Courier Post - Southern New Jersey
Masons chip away at secrecy to build ranks
September 22, 2008
By JEREMY ROSEN
BURLINGTON TWP. — It used to be that Freemasons would act as stealthy public servants, shunning the spotlight and sealing their lodges and secrets from those outside their brotherhood.
But statewide, the fraternity is suffering from decreased enrollment and has been forced to open up a bit.
Since 2000, the number of Freemasons in New Jersey has decreased by nearly 8,000 to 27,800.
In its heyday, after World War II, the fraternity had 110,000 members statewide because of postwar morale, said Douglas Policastro, administrator at the Masonic Home of New Jersey on Jacksonville Road here, which now provides health care to the general public.
Freemasonry, which grew from the stone gills of the Middle Ages, has a long history in this state.
New Jersey claims to have the first known Freemason in America, John Skene of Scotland, who settled in Burlington County in October 1682, according to Freemason historian Richard Mekenian, who joined the fraternity 27 years ago. Other foreign-born Freemasons, such as Andrew Robeson, followed Skene and settled in Greenwich, the 73-year-old Spring Lake resident said.
Daniel Coxe from Burlington County was the first provincial Grand Master Mason in America in 1730, governing Masons in the state under the auspices of the Grand Lodge in England where modern Freemasonry was founded in 1717, he added.
New Jersey's first local lodge, St. John's No. 1, opened in Newark in 1761, Mekenian said.
Freemasons of the state's 145 local lodges are men, 21 and older, of diverse careers and religions, living clean lives of service, said Mekenian.
Numbers have declined because some men have turned to different types of organizations while some have more than one job or take care of their children, Policastro said.
Freemasons are not allowed to solicit potential members. Instead, those interested must ask a Master Mason to join.
"However, now we're more open and say "Have you considered it? Here's a pamphlet,' " Policastro said. "We try to take good men and make them better."

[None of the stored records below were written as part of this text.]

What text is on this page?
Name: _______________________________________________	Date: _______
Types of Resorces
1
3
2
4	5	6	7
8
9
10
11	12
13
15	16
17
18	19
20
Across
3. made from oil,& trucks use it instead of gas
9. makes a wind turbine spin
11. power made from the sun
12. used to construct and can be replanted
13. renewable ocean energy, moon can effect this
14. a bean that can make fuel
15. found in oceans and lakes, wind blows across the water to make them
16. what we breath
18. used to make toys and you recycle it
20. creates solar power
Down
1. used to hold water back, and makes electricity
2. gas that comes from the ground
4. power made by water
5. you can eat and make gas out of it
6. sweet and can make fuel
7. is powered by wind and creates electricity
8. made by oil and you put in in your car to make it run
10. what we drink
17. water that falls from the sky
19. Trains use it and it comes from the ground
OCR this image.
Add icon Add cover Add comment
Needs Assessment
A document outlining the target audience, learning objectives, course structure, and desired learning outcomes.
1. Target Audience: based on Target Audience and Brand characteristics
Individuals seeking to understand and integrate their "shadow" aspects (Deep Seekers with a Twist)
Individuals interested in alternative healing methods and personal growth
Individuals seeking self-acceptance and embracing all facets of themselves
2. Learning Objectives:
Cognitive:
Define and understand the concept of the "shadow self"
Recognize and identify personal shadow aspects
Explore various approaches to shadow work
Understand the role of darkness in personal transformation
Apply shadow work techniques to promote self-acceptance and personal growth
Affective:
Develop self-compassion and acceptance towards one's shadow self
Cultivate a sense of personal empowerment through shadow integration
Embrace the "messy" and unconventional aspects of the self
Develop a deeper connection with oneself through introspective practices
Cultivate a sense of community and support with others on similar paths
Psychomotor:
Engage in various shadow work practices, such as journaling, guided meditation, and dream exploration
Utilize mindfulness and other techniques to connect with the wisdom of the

To boost enrollment in 2004, the Freemasons started one-day classes at six locations statewide where men, 21 and older, could earn their three degrees to become Master Masons. Under normal scheduling, each degree takes one month.
"It didn't sacrifice the sacredness," Policastro said, and that year, 1,500 Freemasons were enrolled in a one-day class at a military base.

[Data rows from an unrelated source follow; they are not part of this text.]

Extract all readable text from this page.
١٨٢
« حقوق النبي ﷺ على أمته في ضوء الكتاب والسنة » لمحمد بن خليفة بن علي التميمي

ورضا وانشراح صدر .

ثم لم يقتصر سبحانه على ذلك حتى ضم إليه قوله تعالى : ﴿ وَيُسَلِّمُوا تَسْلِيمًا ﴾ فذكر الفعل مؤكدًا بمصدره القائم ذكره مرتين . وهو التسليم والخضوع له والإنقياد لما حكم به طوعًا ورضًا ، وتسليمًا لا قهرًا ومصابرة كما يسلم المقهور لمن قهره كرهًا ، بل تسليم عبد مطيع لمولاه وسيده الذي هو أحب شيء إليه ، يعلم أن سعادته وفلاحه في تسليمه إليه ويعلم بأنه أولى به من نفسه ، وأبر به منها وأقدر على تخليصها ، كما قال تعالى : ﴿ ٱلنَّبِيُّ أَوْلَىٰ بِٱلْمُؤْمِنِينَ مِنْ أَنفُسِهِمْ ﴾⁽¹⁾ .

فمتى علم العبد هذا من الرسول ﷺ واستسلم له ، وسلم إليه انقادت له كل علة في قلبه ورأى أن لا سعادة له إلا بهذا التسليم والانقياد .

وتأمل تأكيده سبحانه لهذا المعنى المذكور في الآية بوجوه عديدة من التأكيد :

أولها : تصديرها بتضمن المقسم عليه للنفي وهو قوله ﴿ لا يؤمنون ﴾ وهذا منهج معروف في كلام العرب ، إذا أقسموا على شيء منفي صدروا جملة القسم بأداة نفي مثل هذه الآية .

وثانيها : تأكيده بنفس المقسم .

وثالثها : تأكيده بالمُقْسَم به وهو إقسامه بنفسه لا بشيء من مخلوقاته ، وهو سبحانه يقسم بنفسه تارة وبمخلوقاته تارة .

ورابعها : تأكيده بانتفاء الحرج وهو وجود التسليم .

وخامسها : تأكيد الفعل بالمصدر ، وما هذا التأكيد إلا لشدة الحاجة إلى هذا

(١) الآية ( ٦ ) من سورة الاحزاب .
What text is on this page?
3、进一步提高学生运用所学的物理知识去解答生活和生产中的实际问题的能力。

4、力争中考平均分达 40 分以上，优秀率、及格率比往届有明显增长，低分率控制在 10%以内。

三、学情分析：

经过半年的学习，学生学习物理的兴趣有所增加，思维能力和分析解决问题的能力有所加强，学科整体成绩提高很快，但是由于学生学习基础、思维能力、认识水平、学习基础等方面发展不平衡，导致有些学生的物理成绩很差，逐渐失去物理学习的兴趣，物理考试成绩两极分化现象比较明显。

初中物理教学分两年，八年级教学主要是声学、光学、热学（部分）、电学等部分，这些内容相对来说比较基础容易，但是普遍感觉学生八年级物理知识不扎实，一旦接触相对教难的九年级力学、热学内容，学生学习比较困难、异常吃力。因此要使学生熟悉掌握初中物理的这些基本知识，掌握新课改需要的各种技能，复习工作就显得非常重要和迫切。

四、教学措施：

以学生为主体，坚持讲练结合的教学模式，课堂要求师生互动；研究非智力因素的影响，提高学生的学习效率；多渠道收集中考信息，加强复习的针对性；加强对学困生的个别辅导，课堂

The availability of one-day classes is up to the Grand Master Mason or state Freemason governor. This year, they have not been available, Policastro said, in order to keep local lodges active and practicing rituals. There are 24 lodges in the tri-county area, which he said have remained steady throughout the decline.
Matthew Daubert, 25, of Lumberton hopes to join one of those lodges by earning his third degree at the end of October. The recent Rutgers-New Brunswick graduate hopes the Mount Holly lodge will give him a means for doing good things.

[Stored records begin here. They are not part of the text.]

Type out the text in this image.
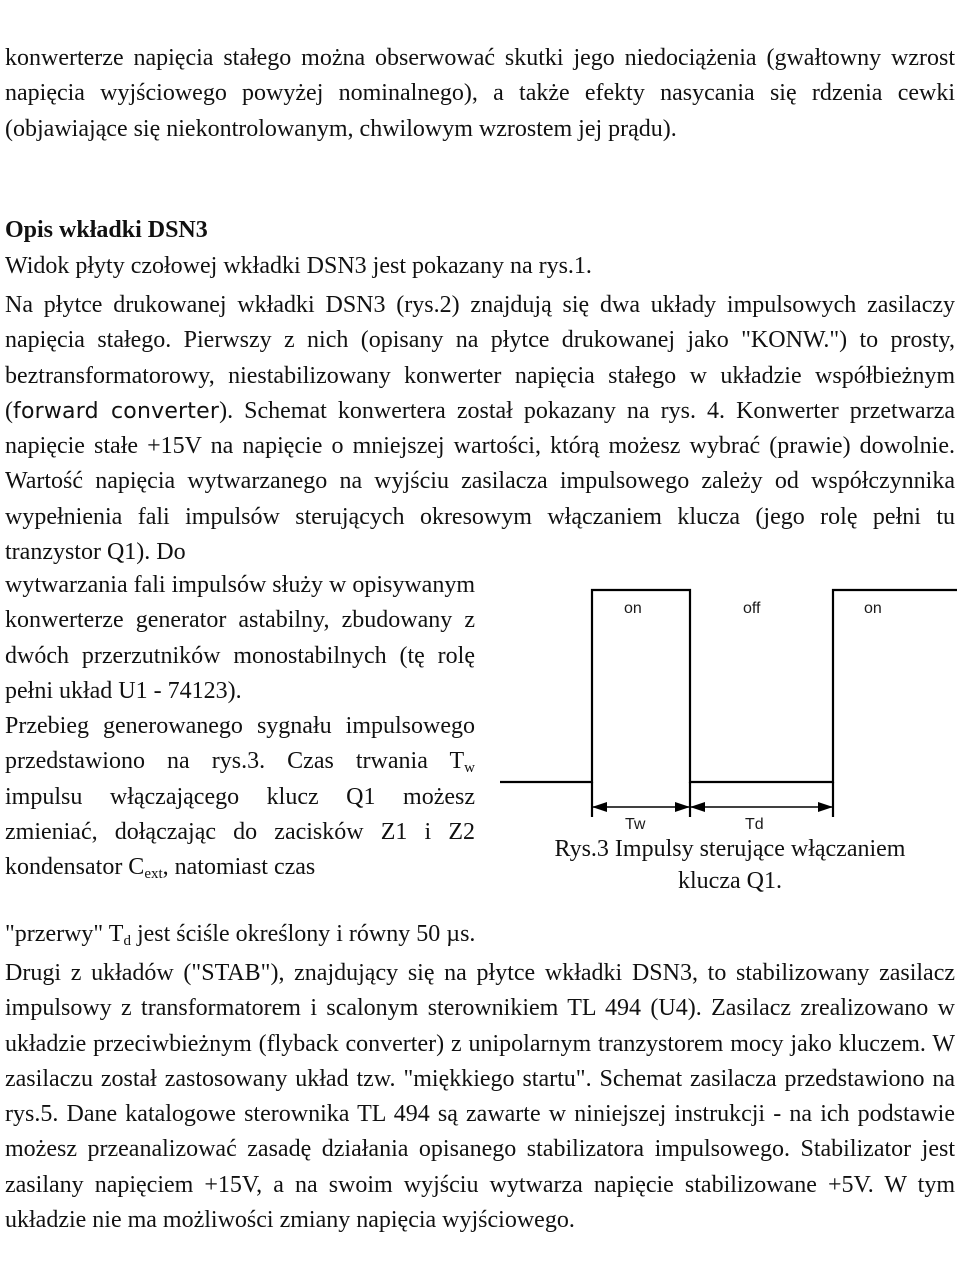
konwerterze napięcia stałego można obserwować skutki jego niedociążenia (gwałtowny wzrost napięcia wyjściowego powyżej nominalnego), a także efekty nasycania się rdzenia cewki (objawiające się niekontrolowanym, chwilowym wzrostem jej prądu).

Opis wkładki DSN3

Widok płyty czołowej wkładki DSN3 jest pokazany na rys.1.

Na płytce drukowanej wkładki DSN3 (rys.2) znajdują się dwa układy impulsowych zasilaczy napięcia stałego. Pierwszy z nich (opisany na płytce drukowanej jako "KONW.") to prosty, beztransformatorowy, niestabilizowany konwerter napięcia stałego w układzie współbieżnym (forward converter). Schemat konwertera został pokazany na rys. 4. Konwerter przetwarza napięcie stałe +15V na napięcie o mniejszej wartości, którą możesz wybrać (prawie) dowolnie. Wartość napięcia wytwarzanego na wyjściu zasilacza impulsowego zależy od współczynnika wypełnienia fali impulsów sterujących okresowym włączaniem klucza (jego rolę pełni tu tranzystor Q1). Do

wytwarzania fali impulsów służy w opisywanym konwerterze generator astabilny, zbudowany z dwóch przerzutników monostabilnych (tę rolę pełni układ U1 - 74123).

Przebieg generowanego sygnału impulsowego przedstawiono na rys.3. Czas trwania $T_w$ impulsu włączającego klucz Q1 możesz zmieniać, dołączając do zacisków Z1 i Z2 kondensator $C_{ext}$, natomiast czas

"przerwy" $T_d$ jest ściśle określony i równy 50 µs.

on	off	on
Tw	Td
Rys.3 Impulsy sterujące włączaniem
klucza Q1.

Drugi z układów ("STAB"), znajdujący się na płytce wkładki DSN3, to stabilizowany zasilacz impulsowy z transformatorem i scalonym sterownikiem TL 494 (U4). Zasilacz zrealizowano w układzie przeciwbieżnym (flyback converter) z unipolarnym tranzystorem mocy jako kluczem. W zasilaczu został zastosowany układ tzw. "miękkiego startu". Schemat zasilacza przedstawiono na rys.5. Dane katalogowe sterownika TL 494 są zawarte w niniejszej instrukcji - na ich podstawie możesz przeanalizować zasadę działania opisanego stabilizatora impulsowego. Stabilizator jest zasilany napięciem +15V, a na swoim wyjściu wytwarza napięcie stabilizowane +5V. W tym układzie nie ma możliwości zmiany napięcia wyjściowego.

Daubert, who did his own research on Freemasonry after being intrigued by lunch discussions among Freemason co-workers at the Masonic Home, said earning his degrees has been challenging.
"There's a lot of learning and personal enlightenment. The traditions date back hundreds of years, and I can have a chance to give back exactly like Benjamin Franklin did as a Freemason in Pennsylvania," he said.
To attract members like Daubert, Policastro, Grand Master Mason in 2006, said the Freemasons decided 10 years ago to alter their approach and have a strong community outreach with publicized events.
"It used to be Masons would do good deeds and take no credit, like a secret society. Years ago, meetings and lodges were closed," he said. "Now, the public (is) invited to meetings when there are speakers or meetings to include public opinion. We do not want to be just a building on the corner."
To increase community presence, Policastro said, the Freemasons have publicized events like blood and food drives and increased their presence in child development, by becoming involved in the Boy Scouts of America and helping teachers at their established free children's dyslexia learning centers statewide in Burlington Township, Northfield, Scotch Plains and Newark.
Mekenian, governor at the dyslexia learning center in Burlington Township, said Freemasons offer college scholarships, donate hundreds of thousands of dollars annually to charities and sponsor the arts in Burlington Township and other towns.
To attract adolescents and encourage family membership, the Freemasons have auxiliary community service groups, the Rainbow Girls, for females ages 13 to 21, Eastern Star, for women 21 and older, and DeMolay, for boys 13 to 21.
Policastro said he hopes DeMolay, which has 800 members statewide, will continue to be a feeder into the Freemasons.
As for their secrets, Mekenian said the hype has been rather high. They have been romanticized in print or films like "National Treasure," he said, or divulged, like in the movie "The Man Who Would be King" that showed characters with an ancient Freemason symbol and tool, a stone compass and square.
Mekenian and Policastro cited passwords, handshakes and symbols as ways Freemason brothers worldwide connect and help or comfort each other if they are lost or afraid.
"We are not a secret society, but our private parts are modes of recognition and the way we confer our three degrees," Mekenian said. "The main reasons for secrets are to assure we have people of good moral character."